Although it was not a feast for the eyes, the steak was cooked as requested (medium rare) and proclaimed quite delicious. My tagliatelli was rich and creamy with a nice balance between the spinach and mushrooms and the mozzarella in the salad plentiful.
I wasn’t really hungry enough for a dessert and though nothing on the menu really grabbed my attention I opted to share a New York baked cheesecake (£4.50). Again portion size was generous and the cheesecake was delicately flavoured without being too bland, which can often be the case with this particular dish.
Another round of drinks brought the bill to a little shy of £80 – possibly a little bit on the expensive side for the average Wakefield diner but on a par with restaurants in Leeds. In a bid to address this there is a 20 per cent discount on food orders Tuesday to Thursday from 4.45pm-6.30pm and the restaurant regularly advertises other special offers on their Facebook page. Which, incidentally also has some CCTV footage of their resident ghost – soon to be investigated by a paranormal group.

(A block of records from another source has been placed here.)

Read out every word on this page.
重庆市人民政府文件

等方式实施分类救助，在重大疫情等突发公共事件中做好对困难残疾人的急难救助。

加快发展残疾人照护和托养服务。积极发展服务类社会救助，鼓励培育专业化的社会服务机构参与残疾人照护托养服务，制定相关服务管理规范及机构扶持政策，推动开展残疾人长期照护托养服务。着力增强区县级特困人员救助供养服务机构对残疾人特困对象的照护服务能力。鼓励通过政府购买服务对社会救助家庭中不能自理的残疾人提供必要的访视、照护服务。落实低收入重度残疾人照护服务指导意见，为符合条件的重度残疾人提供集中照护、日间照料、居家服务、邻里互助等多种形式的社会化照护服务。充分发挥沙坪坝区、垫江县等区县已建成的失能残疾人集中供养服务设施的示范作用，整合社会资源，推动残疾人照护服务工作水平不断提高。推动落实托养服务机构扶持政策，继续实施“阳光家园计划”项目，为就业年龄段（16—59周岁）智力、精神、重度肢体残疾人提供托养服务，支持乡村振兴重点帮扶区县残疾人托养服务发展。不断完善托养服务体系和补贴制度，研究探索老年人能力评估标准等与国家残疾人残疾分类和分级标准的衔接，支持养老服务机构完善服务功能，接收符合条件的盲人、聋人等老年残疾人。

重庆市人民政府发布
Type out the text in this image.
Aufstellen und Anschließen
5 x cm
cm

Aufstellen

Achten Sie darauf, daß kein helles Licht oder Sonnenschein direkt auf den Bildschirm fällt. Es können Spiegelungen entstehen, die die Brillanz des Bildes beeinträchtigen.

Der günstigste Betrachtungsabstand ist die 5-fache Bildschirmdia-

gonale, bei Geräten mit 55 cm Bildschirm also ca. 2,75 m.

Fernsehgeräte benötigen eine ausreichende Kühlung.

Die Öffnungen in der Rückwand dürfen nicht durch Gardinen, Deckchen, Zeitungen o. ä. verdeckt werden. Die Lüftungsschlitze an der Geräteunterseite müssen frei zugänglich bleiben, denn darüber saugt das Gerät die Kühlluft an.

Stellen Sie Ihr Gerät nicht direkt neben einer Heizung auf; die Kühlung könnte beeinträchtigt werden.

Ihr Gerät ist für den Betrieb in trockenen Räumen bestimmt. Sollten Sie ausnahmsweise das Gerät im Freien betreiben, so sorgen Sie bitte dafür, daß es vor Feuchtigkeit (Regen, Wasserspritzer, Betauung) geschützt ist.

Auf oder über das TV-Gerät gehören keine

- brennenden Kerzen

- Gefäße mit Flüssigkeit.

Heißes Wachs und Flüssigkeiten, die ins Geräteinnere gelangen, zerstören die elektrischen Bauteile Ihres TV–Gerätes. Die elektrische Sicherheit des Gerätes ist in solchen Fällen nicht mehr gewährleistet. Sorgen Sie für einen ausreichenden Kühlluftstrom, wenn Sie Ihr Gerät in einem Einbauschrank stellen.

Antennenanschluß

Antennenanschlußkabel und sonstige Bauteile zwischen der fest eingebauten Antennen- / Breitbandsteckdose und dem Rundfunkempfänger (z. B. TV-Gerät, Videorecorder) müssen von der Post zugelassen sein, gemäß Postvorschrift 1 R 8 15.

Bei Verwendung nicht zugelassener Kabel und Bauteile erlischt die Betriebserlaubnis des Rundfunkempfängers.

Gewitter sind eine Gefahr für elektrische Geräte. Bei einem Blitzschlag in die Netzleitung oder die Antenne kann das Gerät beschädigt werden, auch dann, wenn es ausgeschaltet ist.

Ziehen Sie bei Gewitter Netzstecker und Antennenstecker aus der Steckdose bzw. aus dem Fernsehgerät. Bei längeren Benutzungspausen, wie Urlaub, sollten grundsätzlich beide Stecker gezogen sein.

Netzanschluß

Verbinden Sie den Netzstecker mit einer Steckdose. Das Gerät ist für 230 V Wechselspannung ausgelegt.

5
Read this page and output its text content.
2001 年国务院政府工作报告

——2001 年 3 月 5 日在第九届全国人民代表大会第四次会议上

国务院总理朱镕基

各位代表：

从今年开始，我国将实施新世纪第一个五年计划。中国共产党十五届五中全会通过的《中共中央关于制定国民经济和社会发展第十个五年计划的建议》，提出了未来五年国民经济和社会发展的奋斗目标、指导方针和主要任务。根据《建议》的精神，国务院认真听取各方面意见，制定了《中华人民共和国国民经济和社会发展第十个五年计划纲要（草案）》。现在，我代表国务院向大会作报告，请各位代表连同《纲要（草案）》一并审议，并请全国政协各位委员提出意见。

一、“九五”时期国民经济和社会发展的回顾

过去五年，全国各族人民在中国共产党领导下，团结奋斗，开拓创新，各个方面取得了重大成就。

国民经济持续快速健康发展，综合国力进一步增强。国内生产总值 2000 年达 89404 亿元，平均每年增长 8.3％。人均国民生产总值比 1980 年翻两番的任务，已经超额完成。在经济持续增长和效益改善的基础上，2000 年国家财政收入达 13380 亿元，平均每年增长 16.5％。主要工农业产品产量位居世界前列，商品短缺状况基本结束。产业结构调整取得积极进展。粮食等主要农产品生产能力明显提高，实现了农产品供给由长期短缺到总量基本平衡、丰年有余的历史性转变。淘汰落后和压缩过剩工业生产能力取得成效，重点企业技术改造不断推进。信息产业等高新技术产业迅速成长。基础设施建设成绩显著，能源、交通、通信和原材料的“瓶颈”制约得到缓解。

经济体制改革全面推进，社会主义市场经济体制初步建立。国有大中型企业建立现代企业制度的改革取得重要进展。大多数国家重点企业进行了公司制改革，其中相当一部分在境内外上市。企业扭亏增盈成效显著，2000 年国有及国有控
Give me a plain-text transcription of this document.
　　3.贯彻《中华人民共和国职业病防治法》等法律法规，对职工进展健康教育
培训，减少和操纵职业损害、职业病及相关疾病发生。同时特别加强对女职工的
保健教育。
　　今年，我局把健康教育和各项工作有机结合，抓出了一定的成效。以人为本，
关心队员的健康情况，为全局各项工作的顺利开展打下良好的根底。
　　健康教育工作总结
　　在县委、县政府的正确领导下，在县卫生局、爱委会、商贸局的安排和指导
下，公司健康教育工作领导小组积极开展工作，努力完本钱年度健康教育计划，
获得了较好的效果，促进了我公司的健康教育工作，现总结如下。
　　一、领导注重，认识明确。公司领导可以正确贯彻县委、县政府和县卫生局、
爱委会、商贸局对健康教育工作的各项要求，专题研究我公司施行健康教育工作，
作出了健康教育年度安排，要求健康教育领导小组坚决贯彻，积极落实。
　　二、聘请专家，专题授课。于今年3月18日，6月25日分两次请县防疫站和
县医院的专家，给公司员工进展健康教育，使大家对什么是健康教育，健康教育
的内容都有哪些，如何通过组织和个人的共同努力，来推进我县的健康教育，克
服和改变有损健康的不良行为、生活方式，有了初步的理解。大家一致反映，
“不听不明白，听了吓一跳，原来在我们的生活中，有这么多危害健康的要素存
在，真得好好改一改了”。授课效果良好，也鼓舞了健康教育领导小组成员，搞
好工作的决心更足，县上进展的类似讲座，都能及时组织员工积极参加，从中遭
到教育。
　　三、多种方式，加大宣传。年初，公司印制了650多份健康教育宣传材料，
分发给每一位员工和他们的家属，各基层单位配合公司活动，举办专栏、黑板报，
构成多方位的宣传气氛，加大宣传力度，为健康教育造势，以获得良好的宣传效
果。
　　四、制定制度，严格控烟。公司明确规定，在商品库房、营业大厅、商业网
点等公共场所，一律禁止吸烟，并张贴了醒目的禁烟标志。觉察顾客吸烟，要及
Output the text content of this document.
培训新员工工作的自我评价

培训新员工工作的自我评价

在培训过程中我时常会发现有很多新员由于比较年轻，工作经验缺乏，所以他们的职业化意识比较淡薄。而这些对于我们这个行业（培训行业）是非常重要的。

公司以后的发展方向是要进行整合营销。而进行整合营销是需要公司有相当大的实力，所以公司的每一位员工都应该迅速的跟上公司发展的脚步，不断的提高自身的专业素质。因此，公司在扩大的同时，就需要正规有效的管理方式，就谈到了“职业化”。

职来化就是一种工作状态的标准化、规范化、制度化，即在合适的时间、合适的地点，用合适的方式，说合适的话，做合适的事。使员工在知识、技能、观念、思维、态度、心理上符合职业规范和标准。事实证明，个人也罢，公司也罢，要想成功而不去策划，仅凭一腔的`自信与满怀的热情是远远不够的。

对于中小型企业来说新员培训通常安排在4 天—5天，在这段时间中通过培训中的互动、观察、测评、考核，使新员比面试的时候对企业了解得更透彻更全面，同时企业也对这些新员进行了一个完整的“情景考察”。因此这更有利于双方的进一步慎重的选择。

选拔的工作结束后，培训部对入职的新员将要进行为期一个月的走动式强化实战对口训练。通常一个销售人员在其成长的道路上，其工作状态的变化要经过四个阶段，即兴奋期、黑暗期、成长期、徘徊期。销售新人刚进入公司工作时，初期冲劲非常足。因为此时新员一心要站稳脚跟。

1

Our waiter Matty was polite, helpful and efficient. It’s a shame that it wasn’t more busy on the night we visited, by the time we left at 8.30pm the place was almost empty and the staff were looking to shut up shop early.
This restaurant deserves to do well – it’s a young team, and what they may lack in experience they make up for in enthusiasm – and the food is really good.
New York Italian Kitchen
Address: 43 Northgate, Wakefield, WF1 3BH
Tel: 01924 650470
Opening times: 11.30am-2.30pm (not Sun or Mon) & 5-10pm (Fri and Sat until 11pm); Sun 4-9pm.